Parson signed a bill into law in May that punishes abortion doctors who perform abortions on a woman who is past eight weeks of pregnancy, with exceptions for medical emergencies which seriously threaten the life or quality of life of the mother. The law does not penalize women who obtain abortions; it is set to go into effect Aug. 28.

Archbishop Robert Carlson of St. Louis called the eight-week abortion ban "a giant step forward for the pro-life movement."

Although the Planned Parenthood clinic is the last licensed "abortion facility" in the state, the law regulating abortion clinics in Missouri does not apply to hospitals. Several of the largest hospitals in St. Louis are operated by SSM Health, a Catholic health system that does not allow direct abortion.

Barnes Jewish Hospital's Women and Infants Center in St. Louis, however, lists "pregnancy termination" as one of the services offered at the hospital. St. Louis Public Radio reported in 2017 that Barnes Jewish performs about 150 abortions per year, generally in the case of danger to the life of the mother or fetal abnormalities.

The pro-abortion research group Guttmacher Institute reports that around four percent of abortions are performed in hospitals.

Should the Planned Parenthood clinic be barred from performing abortions, Missouri will be the only US state without a legal abortion clinic. Despite this, there is a private surgical abortion clinic close to St. Louis, across the Mississippi River in Granite City, Ill. In addition, a Planned Parenthood clinic 20 miles from St. Louis in Belleville, Ill. offers medication-induced abortion.

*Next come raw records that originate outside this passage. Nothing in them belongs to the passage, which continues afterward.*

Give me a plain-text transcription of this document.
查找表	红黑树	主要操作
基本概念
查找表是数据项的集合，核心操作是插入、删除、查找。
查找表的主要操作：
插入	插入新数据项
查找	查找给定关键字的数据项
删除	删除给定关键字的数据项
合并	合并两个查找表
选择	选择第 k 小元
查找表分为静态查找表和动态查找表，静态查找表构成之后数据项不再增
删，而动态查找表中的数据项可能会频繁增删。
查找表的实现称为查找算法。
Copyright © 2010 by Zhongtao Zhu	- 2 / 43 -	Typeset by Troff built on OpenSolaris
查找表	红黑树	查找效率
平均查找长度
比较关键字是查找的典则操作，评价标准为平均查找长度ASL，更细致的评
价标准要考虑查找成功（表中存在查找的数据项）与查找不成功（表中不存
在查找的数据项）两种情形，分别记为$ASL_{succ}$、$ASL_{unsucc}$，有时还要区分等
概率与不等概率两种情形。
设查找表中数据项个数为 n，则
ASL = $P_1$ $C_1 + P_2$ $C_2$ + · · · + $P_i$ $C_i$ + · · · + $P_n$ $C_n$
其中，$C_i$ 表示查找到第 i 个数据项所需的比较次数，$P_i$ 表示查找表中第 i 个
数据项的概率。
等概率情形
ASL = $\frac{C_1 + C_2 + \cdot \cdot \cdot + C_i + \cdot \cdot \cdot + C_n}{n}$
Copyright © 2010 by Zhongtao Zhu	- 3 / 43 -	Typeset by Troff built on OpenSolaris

Illinois Governor J.B. Pritzker signed this month a law vastly expanding abortion in Illinois.

Besides ending a ban on dilation and extraction, the law removes regulations for abortion clinics and ends required waiting periods to obtain an abortion; lifts criminal penalties for performing abortions and would prevent any further state regulation of abortion; requires all private health insurance plans to cover elective abortions, and eliminates abortion reporting requirements as well as regulations requiring the investigation of maternal deaths due to abortion. Illinois' Catholic bishops have denounced the new law.

On the other side of the state, nearly half of all abortions performed in Kansas in 2017 were on Missouri residents, according to the Kansas Department of Health and Environment. Kansas has two licenced abortion cinics, one in Overland Park near Kansas City and one in Wichita.